La técnica no elimina la crueldad; a veces la vuelve eficiente y presentable. El progreso, sin conciencia, no cura el mal humano: lo organiza. Dostoievski desconfiaba profundamente de la idea de que el bienestar material baste para hacer bueno al hombre. El corazón humano, advertía, no se reforma por cálculo ni por comodidad, sino por una lucha interior que ninguna técnica puede reemplazar.

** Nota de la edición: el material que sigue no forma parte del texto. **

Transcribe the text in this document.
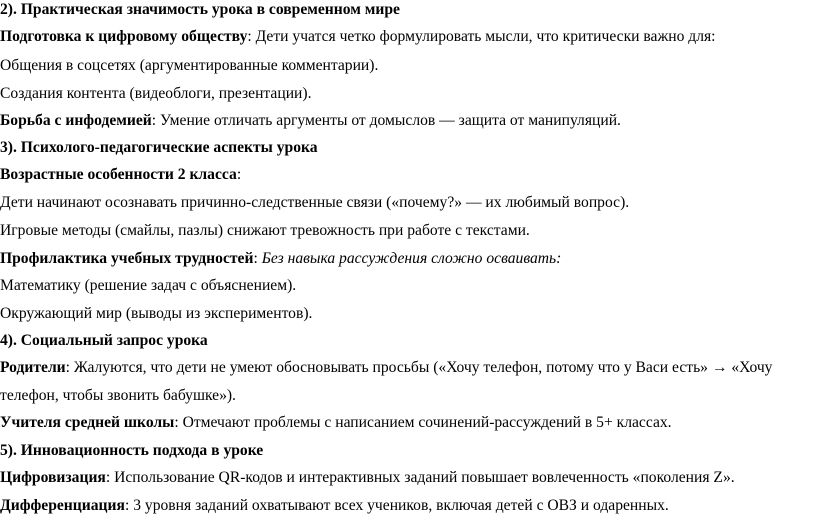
2). Практическая значимость урока в современном мире
Подготовка к цифровому обществу: Дети учатся четко формулировать мысли, что критически важно для:
Общения в соцсетях (аргументированные комментарии).
Создания контента (видеоблоги, презентации).
Борьба с инфодемией: Умение отличать аргументы от домыслов — защита от манипуляций.
3). Психолого-педагогические аспекты урока
Возрастные особенности 2 класса:
Дети начинают осознавать причинно-следственные связи («почему?» — их любимый вопрос).
Игровые методы (смайлы, пазлы) снижают тревожность при работе с текстами.
Профилактика учебных трудностей: Без навыка рассуждения сложно осваивать:
Математику (решение задач с объяснением).
Окружающий мир (выводы из экспериментов).
4). Социальный запрос урока
Родители: Жалуются, что дети не умеют обосновывать просьбы («Хочу телефон, потому что у Васи есть» → «Хочу
телефон, чтобы звонить бабушке»).
Учителя средней школы: Отмечают проблемы с написанием сочинений-рассуждений в 5+ классах.
5). Инновационность подхода в уроке
Цифровизация: Использование QR-кодов и интерактивных заданий повышает вовлеченность «поколения Z».
Дифференциация: 3 уровня заданий охватывают всех учеников, включая детей с ОВЗ и одаренных.
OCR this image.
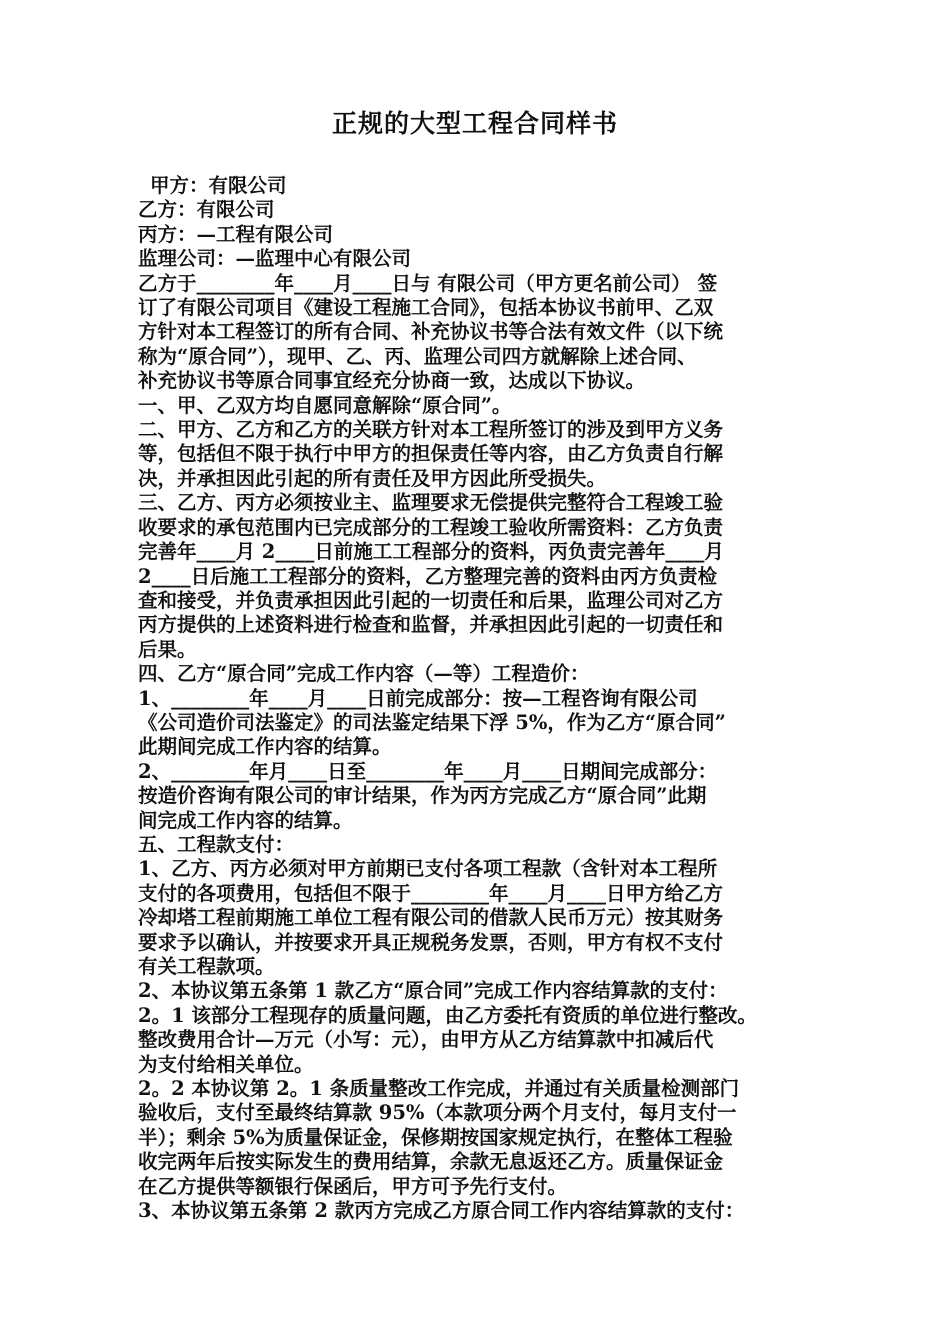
正规的大型工程合同样书
甲方：有限公司
乙方：有限公司
丙方：—工程有限公司
监理公司：—监理中心有限公司
乙方于________年____月____日与 有限公司（甲方更名前公司） 签
订了有限公司项目《建设工程施工合同》，包括本协议书前甲、乙双
方针对本工程签订的所有合同、补充协议书等合法有效文件（以下统
称为“原合同”），现甲、乙、丙、监理公司四方就解除上述合同、
补充协议书等原合同事宜经充分协商一致，达成以下协议。
一、甲、乙双方均自愿同意解除“原合同”。
二、甲方、乙方和乙方的关联方针对本工程所签订的涉及到甲方义务
等，包括但不限于执行中甲方的担保责任等内容，由乙方负责自行解
决，并承担因此引起的所有责任及甲方因此所受损失。
三、乙方、丙方必须按业主、监理要求无偿提供完整符合工程竣工验
收要求的承包范围内已完成部分的工程竣工验收所需资料：乙方负责
完善年____月 2____日前施工工程部分的资料，丙负责完善年____月
2____日后施工工程部分的资料，乙方整理完善的资料由丙方负责检
查和接受，并负责承担因此引起的一切责任和后果，监理公司对乙方
丙方提供的上述资料进行检查和监督，并承担因此引起的一切责任和
后果。
四、乙方“原合同”完成工作内容（—等）工程造价：
1、________年____月____日前完成部分：按—工程咨询有限公司
《公司造价司法鉴定》的司法鉴定结果下浮 5%，作为乙方“原合同”
此期间完成工作内容的结算。
2、________年月____日至________年____月____日期间完成部分：
按造价咨询有限公司的审计结果，作为丙方完成乙方“原合同”此期
间完成工作内容的结算。
五、工程款支付：
1、乙方、丙方必须对甲方前期已支付各项工程款（含针对本工程所
支付的各项费用，包括但不限于________年____月____日甲方给乙方
冷却塔工程前期施工单位工程有限公司的借款人民币万元）按其财务
要求予以确认，并按要求开具正规税务发票，否则，甲方有权不支付
有关工程款项。
2、本协议第五条第 1 款乙方“原合同”完成工作内容结算款的支付：
2。1 该部分工程现存的质量问题，由乙方委托有资质的单位进行整改。
整改费用合计—万元（小写：元），由甲方从乙方结算款中扣减后代
为支付给相关单位。
2。2 本协议第 2。1 条质量整改工作完成，并通过有关质量检测部门
验收后，支付至最终结算款 95%（本款项分两个月支付，每月支付一
半）；剩余 5%为质量保证金，保修期按国家规定执行，在整体工程验
收完两年后按实际发生的费用结算，余款无息返还乙方。质量保证金
在乙方提供等额银行保函后，甲方可予先行支付。
3、本协议第五条第 2 款丙方完成乙方原合同工作内容结算款的支付：
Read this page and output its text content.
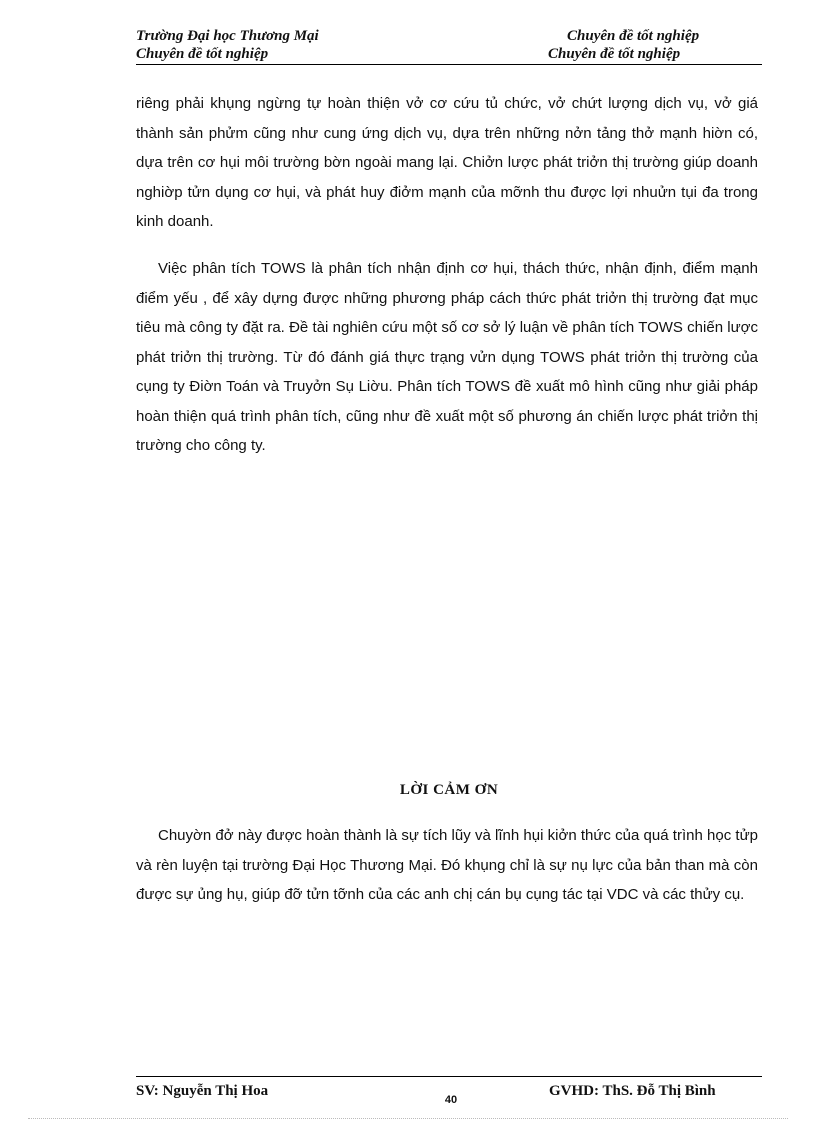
Trường Đại học Thương Mại
Chuyên đề tốt nghiệp
Chuyên đề tốt nghiệp
Chuyên đề tốt nghiệp

riêng phải khụng ngừng tự hoàn thiện vở cơ cứu tủ chức, vở chứt lượng dịch vụ, vở giá thành sản phửm cũng như cung ứng dịch vụ, dựa trên những nởn tảng thở mạnh hiờn có, dựa trên cơ hụi môi trường bờn ngoài mang lại. Chiởn lược phát triởn thị trường giúp doanh nghiờp tửn dụng cơ hụi, và phát huy điởm mạnh của mỡnh thu được lợi nhuửn tụi đa trong kinh doanh.

Việc phân tích TOWS là phân tích nhận định cơ hụi, thách thức, nhận định, điểm mạnh điểm yếu , để xây dựng được những phương pháp cách thức phát triởn thị trường đạt mục tiêu mà công ty đặt ra. Đề tài nghiên cứu một số cơ sở lý luận về phân tích TOWS chiến lược phát triởn thị trường. Từ đó đánh giá thực trạng vửn dụng TOWS phát triởn thị trường của cụng ty Điờn Toán và Truyởn Sụ Liờu. Phân tích TOWS đề xuất mô hình cũng như giải pháp hoàn thiện quá trình phân tích, cũng như đề xuất một số phương án chiến lược phát triởn thị trường cho công ty.

LỜI CẢM ƠN

Chuyờn đở này được hoàn thành là sự tích lũy và lĩnh hụi kiởn thức của quá trình học tửp và rèn luyện tại trường Đại Học Thương Mại. Đó khụng chỉ là sự nụ lực của bản than mà còn được sự ủng hụ, giúp đỡ tửn tỡnh của các anh chị cán bụ cụng tác tại VDC và các thửy cụ.

SV: Nguyễn Thị Hoa
40
GVHD: ThS. Đỗ Thị Bình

Otras voces rusas contra la ilusión del progreso
Antón Chéjov, médico y escritor, observador fino de la vida cotidiana, escribió con ironía amarga: “El hombre se volverá mejor cuando le mostréis cómo es” (Cuadernos, ca. 1890). No cuando tenga más cosas, sino cuando se mire con honestidad. Aleksandr Herzen, testigo de las promesas y fracasos del progreso político, advirtió que el futuro no puede justificarse sacrificando al presente: “No hay nada más inmoral que vivir para un mañana que nunca llega” (Cartas desde Francia e Italia, 1851).
Vladímir Soloviov, filósofo ruso profundamente preocupado por la Ética, lo formuló de modo aún más claro: “El progreso que no está subordinado al bien moral es sólo una intensificación del mal” (La justificación del bien, 1897). Estas voces, distintas entre sí, convergen en un mismo punto: sin conciencia, el progreso se vuelve peligroso.
Reflexión final
¿En qué aspectos de tu vida avanzas sin mejorar? ¿Dónde confundes comodidad con plenitud? ¿Qué progreso exterior ha dejado intactas —o incluso ha reforzado— tus incoherencias interiores? ¿De qué serviría un mundo más eficiente si seguimos siendo igual de injustos? Tolstói no nos invita a detener la Historia, sino a detenernos nosotros. A recordar que el único progreso que no traiciona es el que nos vuelve más responsables, más lúcidos, más humanos.